Хайдену тогда было всего восемь, он ни о чем не парился, и вообще, относился к переезду как к приключению. Типа экстремального туризма. Хоть его и напрягало немного отсутствие привычных вещей - велика, скейта и личного карта. С собой мать сумела взять только его ролики, остальное в чемодан не поместилось. Первое время брату вполне хватало и их, тем более, он быстро оброс друзьями - как настоящий американец, высоко котировался среди ровесников. Но вскоре отчим пристроил его в секцию картинга - до сих пор не представляю, чего ему это стоило, - так что брат был вполне доволен своей участью. И о прошлой жизни стал забывать.
Но не я.
Я не могла простить матери предательства. Не могла простить того, что она так и не сумела полюбить отца, который Кевин, и сохла по тому, который Денис. И даже особо этого не скрывала. Даже в свои одиннадцать я видела ее безразличие, ее апатию ко всему, и ужасно сочувствовала отцу. Возможно, поэтому всегда была на его стороне. И восстала против возвращения в Россию.
Но меня все равно увезли. Уговорами и обещаниями. Отец сам отвез меня в аэропорт, поклявшись, что, как только будет возможно, он меня заберет. В самолет я в итоге села, но не смирилась. И крови Хелен, которая снова стала Еленой, попила немеряно.
Ей пришлось согласиться и на то, что я буду жить на две страны - полгода с ними, полгода с отцом, - и что не стану называть Вахрушева папой. Я пыталась настоять и на том, что оставлю фамилию Вандербилт, но мои мечты разбились о непрошибаемость российских бюрократов. Мой американский паспорт не котировался, а из российских документов у меня имелось только свидетельство о рождении. На Раису Измайлову, разумеется. Поэтому в подмосковную школу я пошла под этим именем.

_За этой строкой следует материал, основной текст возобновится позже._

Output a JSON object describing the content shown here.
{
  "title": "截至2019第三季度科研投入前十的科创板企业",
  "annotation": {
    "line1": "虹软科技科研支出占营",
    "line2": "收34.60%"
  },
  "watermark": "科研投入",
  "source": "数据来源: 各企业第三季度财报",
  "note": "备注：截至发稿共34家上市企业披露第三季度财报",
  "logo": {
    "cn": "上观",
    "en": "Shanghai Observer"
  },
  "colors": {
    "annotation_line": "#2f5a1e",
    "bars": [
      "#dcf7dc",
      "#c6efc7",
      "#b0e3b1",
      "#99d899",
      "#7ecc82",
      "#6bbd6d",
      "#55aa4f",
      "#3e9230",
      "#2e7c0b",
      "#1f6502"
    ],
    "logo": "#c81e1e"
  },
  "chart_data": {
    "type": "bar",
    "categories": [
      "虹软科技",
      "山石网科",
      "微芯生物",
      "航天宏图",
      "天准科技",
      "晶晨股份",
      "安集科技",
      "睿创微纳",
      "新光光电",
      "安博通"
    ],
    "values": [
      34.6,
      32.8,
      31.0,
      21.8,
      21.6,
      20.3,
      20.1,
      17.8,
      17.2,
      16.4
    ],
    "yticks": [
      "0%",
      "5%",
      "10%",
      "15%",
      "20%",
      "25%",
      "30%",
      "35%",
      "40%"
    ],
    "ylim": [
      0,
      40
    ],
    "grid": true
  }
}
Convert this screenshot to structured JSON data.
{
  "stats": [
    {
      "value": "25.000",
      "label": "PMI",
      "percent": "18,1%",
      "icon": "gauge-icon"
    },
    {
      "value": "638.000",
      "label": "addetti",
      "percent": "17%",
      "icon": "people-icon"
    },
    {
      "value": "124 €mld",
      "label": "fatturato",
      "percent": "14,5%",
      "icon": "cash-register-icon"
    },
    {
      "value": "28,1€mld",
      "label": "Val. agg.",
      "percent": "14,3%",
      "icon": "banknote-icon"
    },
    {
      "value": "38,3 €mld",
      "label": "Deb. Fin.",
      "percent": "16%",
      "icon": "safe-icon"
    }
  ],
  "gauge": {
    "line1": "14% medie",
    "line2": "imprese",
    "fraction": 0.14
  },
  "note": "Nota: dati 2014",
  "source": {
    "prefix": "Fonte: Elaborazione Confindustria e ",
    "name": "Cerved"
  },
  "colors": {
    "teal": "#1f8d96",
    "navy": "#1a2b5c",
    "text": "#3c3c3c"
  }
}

И не прижилась там. Одноклассники не приняли меня в свой круг, считая заносчивой мажоркой - одевалась я по-прежнему в "Тайсонс", не вняв советам матери "быть ближе к народу", - а учителя не прощали, как они называли, свободного посещения, и каждая по-своему пыталась меня наказать. С годами я выработала оптимальное время отсутствия на учебе - уезжала к отцу сразу после окончания года, жила все лето и начало осени, пропуская полностью первую четверть, а потом добирала еще и январь. Захватывая Рождество. Мое любимое время года…
В общем, и подруг при моей двойной жизни у меня тоже не завелось. Ни в России, ни в Штатах. Кроме Ритки, маминой младшей сестры. Она была старше меня всего на пять лет, и тоже не пользовалась популярностью у сверстников. Поэтому мы нашли друг друга, и после моего возвращения в Америку дружить меньше отнюдь не стали.
И сейчас я по Ритке очень скучаю.
Наверняка моя единственная подруга меня потеряла. Обычно мы созваниваемся или хотя бы списываемся через день, не реже, а сижу я тут уже почти неделю. Интересно, что Рас сказал ей - придерживается какой-то общей легенды или для каждого у него своя версия моего внезапного оффлайна? Надо будет спросить, как позвонит.
Хотя, может, и не надо ждать?..
Подойдя к окну, заново оцениваю взглядом расстояние до дерева. До сегодняшнего жуткого сна мне казалось, что оно непреодолимое, и это вообще не вариант, но теперь я в этом сомневаюсь. Во сне у меня это получилось, а значит, я вполне могу повторить эту вылазку в реале. Нужно всего лишь скопировать свои действия. Это должно быть легко. Наверное...
Но сейчас мне это легким не кажется.
- Ладно, - обещаю я себе негромким бормотанием вслух, - дождусь темноты и накачу для храбрости. Авось выгорит.
И сразу задаюсь вопросом, а зачем мне бежать?